Even had we decided not to see the pregnancy to full term, I know that it would have been the right choice. My partner – and any woman for that matter – doesn’t make such decisions lightly. As with the pregnancy and birth, she carefully considers options and consequences. Birth is not a simple thing to make a decision over a cup of coffee or on a whim. Every person who makes a decision to have kids or not considers it very, very carefully.

I trust that anyone who is faced with pregnancy thinks long and hard about their next step. It would be foolish to think otherwise. They may not always make what you or I think is the right decision, but they take it very seriously.
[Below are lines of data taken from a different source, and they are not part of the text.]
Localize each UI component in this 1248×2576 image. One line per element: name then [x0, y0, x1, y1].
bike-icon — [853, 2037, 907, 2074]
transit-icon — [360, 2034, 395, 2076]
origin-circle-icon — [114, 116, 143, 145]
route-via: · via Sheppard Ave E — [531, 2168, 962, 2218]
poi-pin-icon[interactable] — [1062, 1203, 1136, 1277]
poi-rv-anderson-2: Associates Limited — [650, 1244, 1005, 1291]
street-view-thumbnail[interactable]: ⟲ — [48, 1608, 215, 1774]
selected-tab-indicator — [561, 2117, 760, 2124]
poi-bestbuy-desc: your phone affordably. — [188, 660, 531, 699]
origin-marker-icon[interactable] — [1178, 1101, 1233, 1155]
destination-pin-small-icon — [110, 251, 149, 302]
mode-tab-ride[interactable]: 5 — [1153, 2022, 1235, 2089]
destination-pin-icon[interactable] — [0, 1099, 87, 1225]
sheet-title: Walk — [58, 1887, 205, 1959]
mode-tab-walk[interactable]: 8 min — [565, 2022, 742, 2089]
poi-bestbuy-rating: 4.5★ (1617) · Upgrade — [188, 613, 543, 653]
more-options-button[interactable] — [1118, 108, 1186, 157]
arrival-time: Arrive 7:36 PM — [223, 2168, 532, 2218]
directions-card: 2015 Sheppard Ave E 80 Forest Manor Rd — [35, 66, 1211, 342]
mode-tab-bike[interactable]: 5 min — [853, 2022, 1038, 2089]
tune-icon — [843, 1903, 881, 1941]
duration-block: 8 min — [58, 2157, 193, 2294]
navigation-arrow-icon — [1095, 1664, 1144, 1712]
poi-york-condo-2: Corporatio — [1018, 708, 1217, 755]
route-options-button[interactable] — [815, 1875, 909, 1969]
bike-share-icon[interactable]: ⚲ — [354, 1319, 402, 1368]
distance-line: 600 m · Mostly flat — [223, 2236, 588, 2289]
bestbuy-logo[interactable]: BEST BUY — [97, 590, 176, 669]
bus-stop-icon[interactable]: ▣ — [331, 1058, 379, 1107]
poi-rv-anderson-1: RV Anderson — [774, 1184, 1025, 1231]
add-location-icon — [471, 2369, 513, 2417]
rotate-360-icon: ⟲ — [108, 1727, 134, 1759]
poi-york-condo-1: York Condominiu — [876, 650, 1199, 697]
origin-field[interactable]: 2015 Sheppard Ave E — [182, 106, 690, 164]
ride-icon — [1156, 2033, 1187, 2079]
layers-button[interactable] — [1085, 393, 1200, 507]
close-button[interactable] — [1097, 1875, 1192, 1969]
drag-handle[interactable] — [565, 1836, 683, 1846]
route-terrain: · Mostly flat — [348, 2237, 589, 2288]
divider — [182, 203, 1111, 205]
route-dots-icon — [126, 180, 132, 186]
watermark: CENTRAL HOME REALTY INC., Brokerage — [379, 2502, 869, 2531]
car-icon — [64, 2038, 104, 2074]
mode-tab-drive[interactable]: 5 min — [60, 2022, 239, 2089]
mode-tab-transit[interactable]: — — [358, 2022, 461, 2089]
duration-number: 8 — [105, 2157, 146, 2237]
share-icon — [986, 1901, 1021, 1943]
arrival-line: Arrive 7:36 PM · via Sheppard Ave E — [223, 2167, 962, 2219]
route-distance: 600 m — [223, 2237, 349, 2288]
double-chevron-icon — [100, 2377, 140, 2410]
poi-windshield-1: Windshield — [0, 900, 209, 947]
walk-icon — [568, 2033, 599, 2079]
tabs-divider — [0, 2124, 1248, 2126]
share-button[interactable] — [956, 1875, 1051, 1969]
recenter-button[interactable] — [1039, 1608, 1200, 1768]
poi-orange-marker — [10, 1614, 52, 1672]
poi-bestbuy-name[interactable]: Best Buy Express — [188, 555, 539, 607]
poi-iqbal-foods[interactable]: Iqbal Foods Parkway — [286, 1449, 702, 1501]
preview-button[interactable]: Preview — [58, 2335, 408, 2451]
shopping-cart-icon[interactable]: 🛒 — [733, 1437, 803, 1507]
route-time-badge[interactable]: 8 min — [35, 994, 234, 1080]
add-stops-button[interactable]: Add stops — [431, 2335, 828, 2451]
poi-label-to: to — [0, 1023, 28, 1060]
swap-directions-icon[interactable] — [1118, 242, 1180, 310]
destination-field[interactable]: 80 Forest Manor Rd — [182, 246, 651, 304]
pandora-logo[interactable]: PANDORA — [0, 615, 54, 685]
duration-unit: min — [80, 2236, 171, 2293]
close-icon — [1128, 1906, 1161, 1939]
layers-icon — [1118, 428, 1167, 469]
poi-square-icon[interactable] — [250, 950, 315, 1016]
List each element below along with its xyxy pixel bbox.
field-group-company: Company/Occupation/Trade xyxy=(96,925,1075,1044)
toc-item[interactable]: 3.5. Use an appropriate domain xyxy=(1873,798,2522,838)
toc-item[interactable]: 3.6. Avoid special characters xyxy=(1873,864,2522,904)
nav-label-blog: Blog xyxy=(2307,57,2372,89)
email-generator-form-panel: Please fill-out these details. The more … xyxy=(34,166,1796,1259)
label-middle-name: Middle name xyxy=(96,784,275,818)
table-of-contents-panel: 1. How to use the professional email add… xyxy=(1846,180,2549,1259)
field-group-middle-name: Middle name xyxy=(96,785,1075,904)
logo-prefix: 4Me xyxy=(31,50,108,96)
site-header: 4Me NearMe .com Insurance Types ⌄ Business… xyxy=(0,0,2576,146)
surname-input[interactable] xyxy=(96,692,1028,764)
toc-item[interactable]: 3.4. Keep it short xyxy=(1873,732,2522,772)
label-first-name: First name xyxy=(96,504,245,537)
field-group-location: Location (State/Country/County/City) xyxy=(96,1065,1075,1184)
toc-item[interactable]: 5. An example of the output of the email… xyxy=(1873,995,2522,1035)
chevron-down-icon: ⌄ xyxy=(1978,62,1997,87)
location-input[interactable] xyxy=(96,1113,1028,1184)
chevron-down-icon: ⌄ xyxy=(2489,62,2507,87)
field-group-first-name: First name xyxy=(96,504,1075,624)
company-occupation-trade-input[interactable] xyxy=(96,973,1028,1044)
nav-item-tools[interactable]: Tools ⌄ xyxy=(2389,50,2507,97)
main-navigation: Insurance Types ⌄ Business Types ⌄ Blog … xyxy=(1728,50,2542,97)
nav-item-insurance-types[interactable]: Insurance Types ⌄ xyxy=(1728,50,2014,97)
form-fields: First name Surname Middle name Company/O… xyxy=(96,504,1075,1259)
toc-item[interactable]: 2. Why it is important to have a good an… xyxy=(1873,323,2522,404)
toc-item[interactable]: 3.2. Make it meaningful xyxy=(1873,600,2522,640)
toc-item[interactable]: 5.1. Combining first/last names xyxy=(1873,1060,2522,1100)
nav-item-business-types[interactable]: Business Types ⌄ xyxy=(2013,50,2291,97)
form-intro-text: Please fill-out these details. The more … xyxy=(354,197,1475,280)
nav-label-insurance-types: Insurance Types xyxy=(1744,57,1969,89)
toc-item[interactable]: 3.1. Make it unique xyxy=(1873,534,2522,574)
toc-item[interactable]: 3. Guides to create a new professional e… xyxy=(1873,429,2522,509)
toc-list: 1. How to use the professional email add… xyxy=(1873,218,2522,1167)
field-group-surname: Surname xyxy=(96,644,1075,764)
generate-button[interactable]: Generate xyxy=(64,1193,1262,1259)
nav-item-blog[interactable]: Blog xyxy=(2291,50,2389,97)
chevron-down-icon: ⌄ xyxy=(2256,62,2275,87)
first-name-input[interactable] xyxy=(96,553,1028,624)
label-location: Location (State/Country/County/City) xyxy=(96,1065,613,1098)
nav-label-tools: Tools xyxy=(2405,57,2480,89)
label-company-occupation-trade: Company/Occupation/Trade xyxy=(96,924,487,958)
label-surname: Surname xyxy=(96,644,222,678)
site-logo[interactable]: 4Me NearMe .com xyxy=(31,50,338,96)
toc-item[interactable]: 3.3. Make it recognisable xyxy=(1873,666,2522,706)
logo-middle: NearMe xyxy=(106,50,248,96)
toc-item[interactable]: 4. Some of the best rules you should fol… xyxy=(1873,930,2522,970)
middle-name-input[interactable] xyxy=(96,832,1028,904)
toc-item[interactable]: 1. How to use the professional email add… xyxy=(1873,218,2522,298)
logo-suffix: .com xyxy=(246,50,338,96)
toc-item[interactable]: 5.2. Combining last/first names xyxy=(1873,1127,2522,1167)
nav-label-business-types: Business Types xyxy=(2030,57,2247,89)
It’s important that we trust women with such decisions. They can decide what’s right for their bodies. That’s not up to you or me and certainly not the government. I trust that every woman will make the choice that is right for her.

This trust is what drives the movement to protect a woman’s right to choose. I want people to trust that I will do what’s right for me, allowing me to make decisions for myself. So, I trust that women will do the same. Whether it involves birthing or abortion, it is important we trust women to make these decisions for themselves.

Let’s do what we can to keep abortion and other family planning measures accessible, safe, and protected under the law. Check out NARAL’s site to learn more about this issue of a woman’s choice and today’s “Blog for Choice” effort.

I mean, you don’t have to. It’s your choice. I trust you to make the right decision.